Heinz-Walter Hoetter

Der Planet der Schattenwesen

 


 


 

Der Planet war in völliger Dunkelheit gehüllt. Es gab zwar eine ferne Sonne, die aber nur als schwach leuchtender Punkt im All zu erkennen war.


 

Aus der ewigen Finsternis dieser unheimlichen Welt starrten tausende von Augenpaaren wie glühende Kohlen auf die neuen Ankömmlinge aus einer fernen Welt, die mit starken Scheinwerfern die Umgebung schemenhaft ausleuchteten und gerade aus einem kugelförmigen Raumschiff gestiegen waren.


 

Noch ahnten sie nichts von ihrem kommenden Unglück.


 

***


 

Sie beherrschten diesen Planeten, und sie waren sehr viele.


 

Überall warteten sie schon seit sehr langer Zeit geduldig hinter bizarren Felsen ab, um sich endlich auf ihre Beute stürzen zu können, die sie per konzentrierter Gedankenkraft hier an diesen unwirtlichen Ort im Universum mit Hilfe falscher Signale zu sich gelockt haben.
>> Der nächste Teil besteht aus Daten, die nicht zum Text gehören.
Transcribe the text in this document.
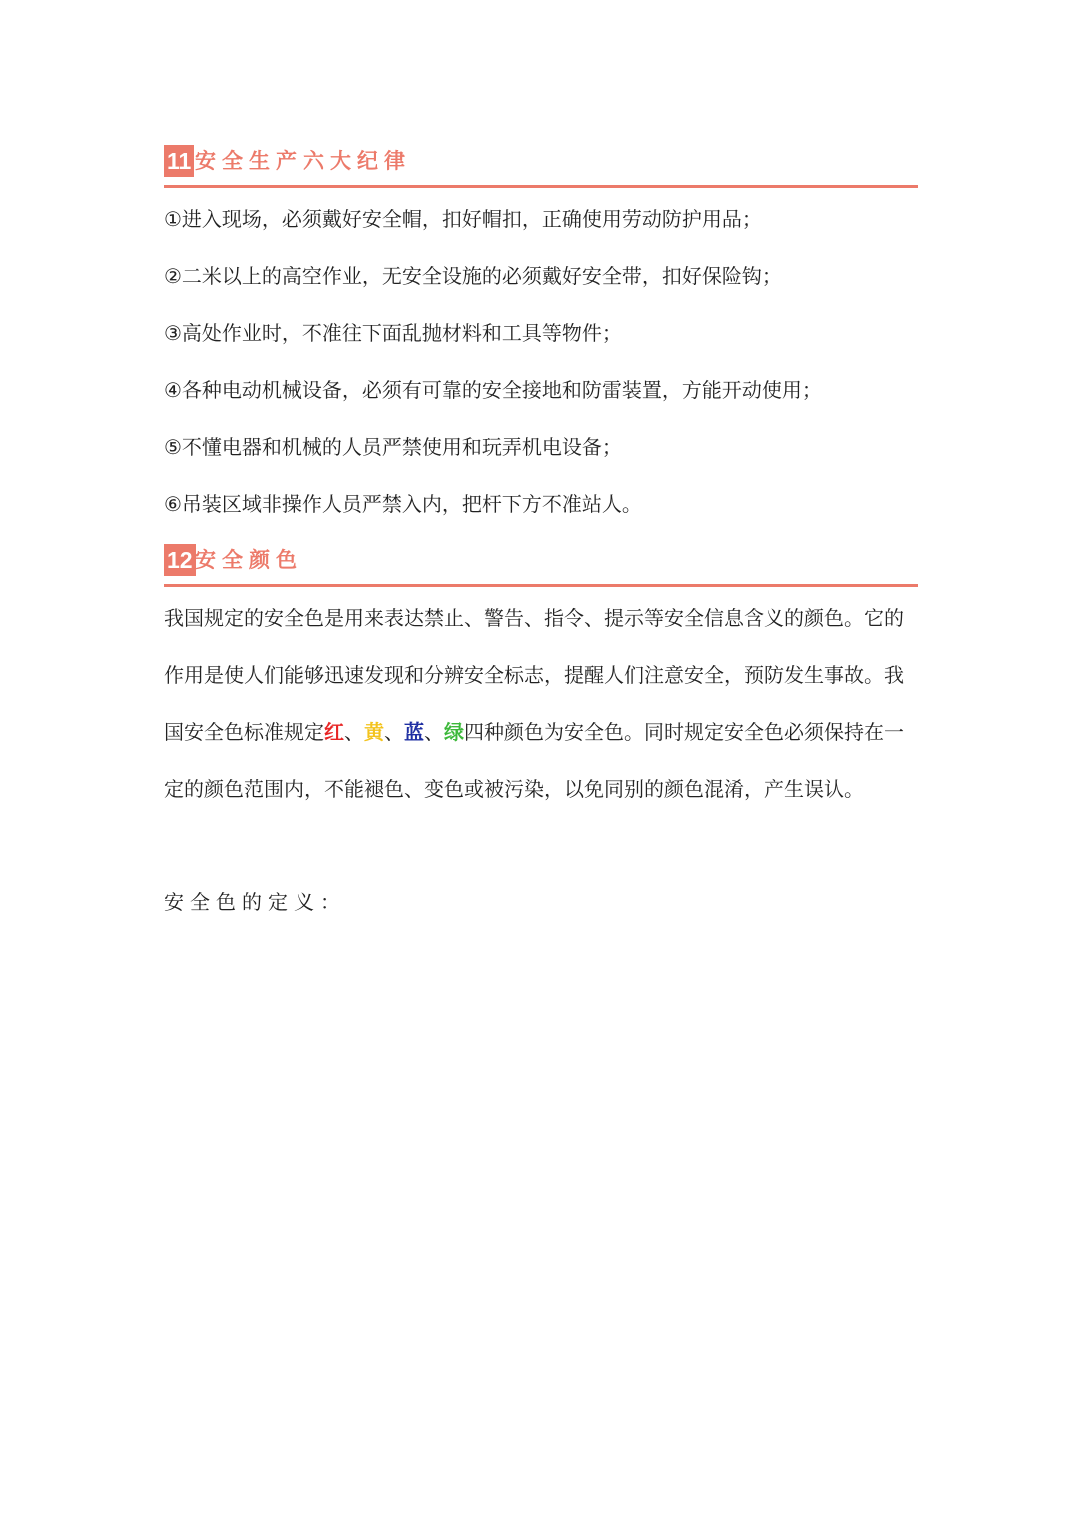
11 安全生产六大纪律
①进入现场，必须戴好安全帽，扣好帽扣，正确使用劳动防护用品；
②二米以上的高空作业，无安全设施的必须戴好安全带，扣好保险钩；
③高处作业时，不准往下面乱抛材料和工具等物件；
④各种电动机械设备，必须有可靠的安全接地和防雷装置，方能开动使用；
⑤不懂电器和机械的人员严禁使用和玩弄机电设备；
⑥吊装区域非操作人员严禁入内，把杆下方不准站人。
12 安全颜色
我国规定的安全色是用来表达禁止、警告、指令、提示等安全信息含义的颜色。它的作用是使人们能够迅速发现和分辨安全标志，提醒人们注意安全，预防发生事故。我国安全色标准规定红、黄、蓝、绿四种颜色为安全色。同时规定安全色必须保持在一定的颜色范围内，不能褪色、变色或被污染，以免同别的颜色混淆，产生误认。
安全色的定义：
Jetzt würde ihre Falle zuschnappen.


 

So machten sie das schon immer seit Anbeginn ihrer Existenz, aber sie kannten keine Zeit, die es für sie einfach nicht gab.


 

Einer der Raumfahrer, es waren acht an der Zahl, fing plötzlich an zu sprechen.


 

"Irgendwie kommt mir die Situation komisch vor. Unsere Scanner haben im Orbit noch das üppige Vorhandensein von vielfältigem Leben auf diesem Planeten angezeigt, aber jetzt ist davon nichts mehr zu sehen. Die Scanner sind tot. Hier stimmt was nicht, Commander. - Was sollen wir tun?"


 

"Ich möchte euch nicht in Gefahr bringen. Zieht euch sofort ins Raumschiff zurück. Ich erkenne auf dem Bildschirm seltsam aussehende Gebilde, die schnell näher kommen. Ich befehle den sofortigen Abbruch der Mission! Alle Crewmitglieder, die sich draußen aufhalten, kehren sofort ins Schiff zurück!"


 

"Verstanden Commander! Wir sind schon unterwegs."


 

***


 

Plötzlich waren sie da, die unheimlichen Schattenwesen dieser dunklen Welt, überfielen in sekundenschnelle die überraschten Raumfahrer und hüllten sie ein wie in wallende Totengewänder, in denen einer nach dem anderen schließlich darin qualvoll erstickte.


 

Auch das gewaltige Raumschiff mit seinem leuchtenden Bugfenstern aus Panzerglas war auf einmal nicht mehr zu sehen. Die Schattenwesen hatten es ebenfalls nach und nach umhüllt und waren durch die offenstehenden Luken ins Innere des Kugelraumers eingedrungen. Überall auf den Stationen ging plötzlich das Licht aus und bald herrschte im gesamten Raumschiff eine unheimliche Stille.


 

***


 

Der König der Schattenwesen aber stand oben auf einem hohen Plateau und schaute zufrieden runter ins Tal, dorthin, wo der gewaltige Kugelraumer der Fremden aus dem All gelandet war, der jetzt immer mehr in sich zerfiel, fast so, als würde er innerlich von einer Säure zerfressen.


 

"Was für eine glorreiche Segnung für uns. Bringt alle Bestandteile der neuen Beute in die Nahrungskammern tief im Innern unserer Welt! Wer weiß, wie lange es dauern wird, bis uns wieder ein so großer und seltener Fang zuteil wird."